How do you convince a nation that the war they’re supporting is pointless? How do you do so when the media, which the nation follows, only sensationalizes the war, and discusses only half of the story? How do you fight an administration who denies such first hand accounts? If those questions seem awfully familiar to you, then it only goes to show that no matter how much things change, the more they stay the same. If you want the true story, you need to go nowhere else but to the men who fought in the battles. And what you hear during “Winter Soldier” is not for the squeamish. I dare you not to turn away when you’re watching “Winter Soldier” I dare you because there is no other documentary out right now that bears such a historical parallel than this film. And for you to turn away from this would really only show how utterly clueless you’d be to our history. “Winter Soldier” explores with down to Earth simplicity, the “Winter Soldier Investigation”, a series of media events that discussed and shed light on the sheer cruel practices of torture and murder that occurred during the Vietnam War.
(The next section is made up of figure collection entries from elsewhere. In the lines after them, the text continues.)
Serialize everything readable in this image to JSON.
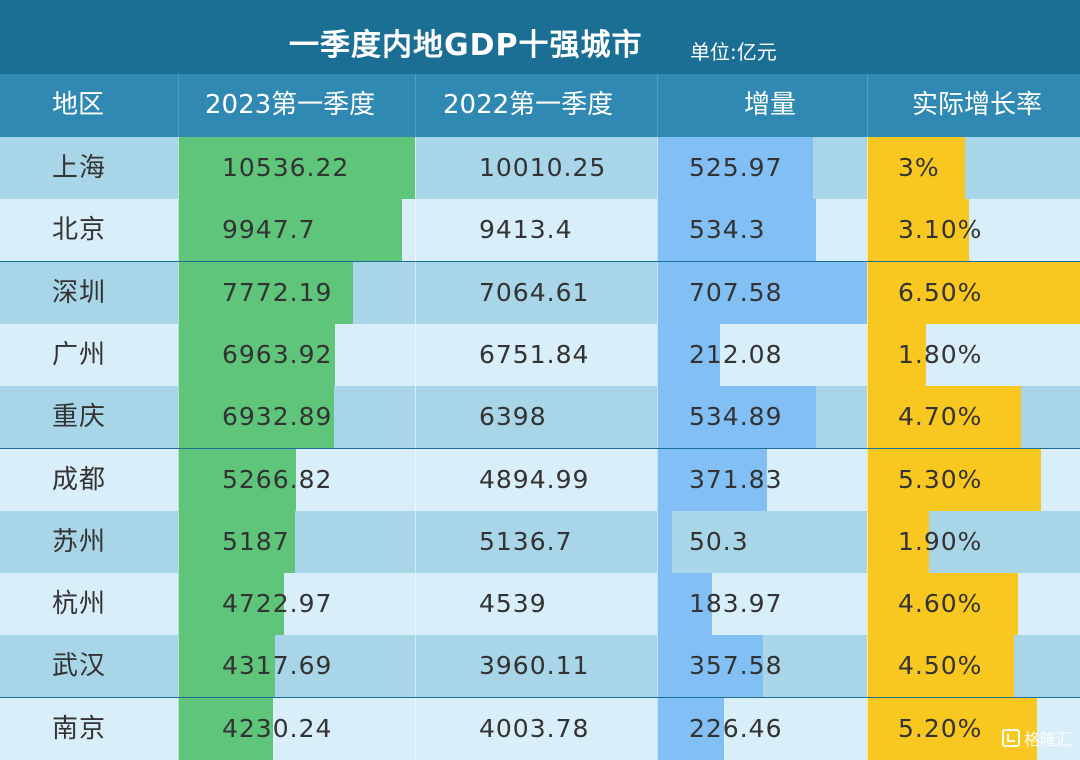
{
  "title": "一季度内地GDP十强城市",
  "unit": "单位:亿元",
  "watermark": "格隆汇",
  "colors": {
    "title_bg": "#1b6f94",
    "header_bg": "#2f89b2",
    "row_odd": "#a8d5e8",
    "row_even": "#d8eef9",
    "bar_2023": "#5ec57a",
    "bar_increase": "#82bff5",
    "bar_growth": "#f8c820"
  },
  "chart_data": {
    "type": "table",
    "title": "一季度内地GDP十强城市",
    "unit": "单位:亿元",
    "columns": [
      "地区",
      "2023第一季度",
      "2022第一季度",
      "增量",
      "实际增长率"
    ],
    "rows": [
      {
        "region": "上海",
        "q1_2023": "10536.22",
        "q1_2022": "10010.25",
        "increase": "525.97",
        "growth": "3%"
      },
      {
        "region": "北京",
        "q1_2023": "9947.7",
        "q1_2022": "9413.4",
        "increase": "534.3",
        "growth": "3.10%"
      },
      {
        "region": "深圳",
        "q1_2023": "7772.19",
        "q1_2022": "7064.61",
        "increase": "707.58",
        "growth": "6.50%"
      },
      {
        "region": "广州",
        "q1_2023": "6963.92",
        "q1_2022": "6751.84",
        "increase": "212.08",
        "growth": "1.80%"
      },
      {
        "region": "重庆",
        "q1_2023": "6932.89",
        "q1_2022": "6398",
        "increase": "534.89",
        "growth": "4.70%"
      },
      {
        "region": "成都",
        "q1_2023": "5266.82",
        "q1_2022": "4894.99",
        "increase": "371.83",
        "growth": "5.30%"
      },
      {
        "region": "苏州",
        "q1_2023": "5187",
        "q1_2022": "5136.7",
        "increase": "50.3",
        "growth": "1.90%"
      },
      {
        "region": "杭州",
        "q1_2023": "4722.97",
        "q1_2022": "4539",
        "increase": "183.97",
        "growth": "4.60%"
      },
      {
        "region": "武汉",
        "q1_2023": "4317.69",
        "q1_2022": "3960.11",
        "increase": "357.58",
        "growth": "4.50%"
      },
      {
        "region": "南京",
        "q1_2023": "4230.24",
        "q1_2022": "4003.78",
        "increase": "226.46",
        "growth": "5.20%"
      }
    ],
    "bar_columns": {
      "q1_2023": {
        "max": 10536.22
      },
      "increase": {
        "max": 707.58
      },
      "growth": {
        "max": 6.5
      }
    }
  }
}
Obviously, this event was never publicized by the mainstream media, apparently the result of a president attempting to shy away from negative press during a time where the American public were kicking themselves for electing him to office. A group of honorably discharged soldiers, sit at a press table in front of an audience, and recollect much of the disgusting and utterly disturbing stories during their services in the Army, and what you’ll hear is utterly appalling, yet when you explore the soldier’s mindsets, you have to wonder if patriotism really is a disease. Here we have a group of men taught that America was always justified, that the soldiers were heroes in spite of murdering, raping, and torturing innocent civilians, with a complacent nation whom never sought out the truth, and an administration who sought out to sidestep the torture in exchange for positive press to induce the war further.
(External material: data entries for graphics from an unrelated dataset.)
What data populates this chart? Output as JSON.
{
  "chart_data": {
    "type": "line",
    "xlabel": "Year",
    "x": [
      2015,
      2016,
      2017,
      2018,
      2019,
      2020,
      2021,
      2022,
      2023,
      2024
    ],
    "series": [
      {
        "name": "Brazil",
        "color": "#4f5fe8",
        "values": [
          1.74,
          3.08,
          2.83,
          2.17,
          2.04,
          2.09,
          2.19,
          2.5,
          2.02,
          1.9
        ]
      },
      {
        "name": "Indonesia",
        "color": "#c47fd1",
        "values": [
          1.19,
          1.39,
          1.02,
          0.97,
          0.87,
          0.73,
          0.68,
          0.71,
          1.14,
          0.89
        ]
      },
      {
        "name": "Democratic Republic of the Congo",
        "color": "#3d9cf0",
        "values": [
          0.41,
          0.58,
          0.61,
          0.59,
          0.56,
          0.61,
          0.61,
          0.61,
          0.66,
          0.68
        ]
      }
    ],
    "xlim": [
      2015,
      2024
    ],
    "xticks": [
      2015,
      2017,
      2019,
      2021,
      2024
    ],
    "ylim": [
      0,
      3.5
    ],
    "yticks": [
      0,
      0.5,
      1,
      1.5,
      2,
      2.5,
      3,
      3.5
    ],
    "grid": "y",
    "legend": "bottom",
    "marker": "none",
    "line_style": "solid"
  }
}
“Winter Soldier” is already a grueling experience, but once you begin to realize how it correlates with our current situation involving Iraq, you’ll find yourself squirming in discomfort and you’ll be tempted to turn if off. But don’t you f*****g dare. “Winter Soldier” is shot in a simple stark gritty black and white that further envelopes it into a shocking reality, and when compared to other political documentaries, there’s simply no one-side about it. This was what the Vietnam War was; this was what we refused to acknowledge, and this is what we are involved with in our current society with our current administration. Whether it was hearing about a man having his skin peeled off, or the soldiers shooting down three year olds out of boredom, I had a truly difficult time sitting through this film, I was even disgusted, but then I kept telling myself that this was reality then, and this is reality now.
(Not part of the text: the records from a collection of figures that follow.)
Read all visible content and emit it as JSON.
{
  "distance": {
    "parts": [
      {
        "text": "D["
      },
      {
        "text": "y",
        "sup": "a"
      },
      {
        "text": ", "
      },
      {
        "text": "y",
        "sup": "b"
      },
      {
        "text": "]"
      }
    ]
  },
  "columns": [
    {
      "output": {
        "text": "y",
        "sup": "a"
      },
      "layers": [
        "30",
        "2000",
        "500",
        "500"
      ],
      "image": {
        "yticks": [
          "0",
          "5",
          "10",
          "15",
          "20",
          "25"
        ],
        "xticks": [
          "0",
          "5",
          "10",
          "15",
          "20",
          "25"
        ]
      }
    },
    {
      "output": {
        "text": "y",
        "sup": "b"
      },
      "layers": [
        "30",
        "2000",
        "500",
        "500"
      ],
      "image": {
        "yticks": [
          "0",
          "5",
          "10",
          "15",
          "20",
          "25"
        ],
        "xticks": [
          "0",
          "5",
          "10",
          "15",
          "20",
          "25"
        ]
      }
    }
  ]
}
It’s been said that those who do not study history, are doomed to repeat it. Well, congratulations, we’re repeating it all over again. Perhaps we’ll be able to hear what’s really happened during our war six years from now. And then maybe we’ll step from out of our bubble and keep this from ever happening again to our children. Maybe in a perfect world. All I can say is that this film has to be seen, it has to be acknowledged, because, to quote one of the soldiers:

Don’t ever let your government do this to you.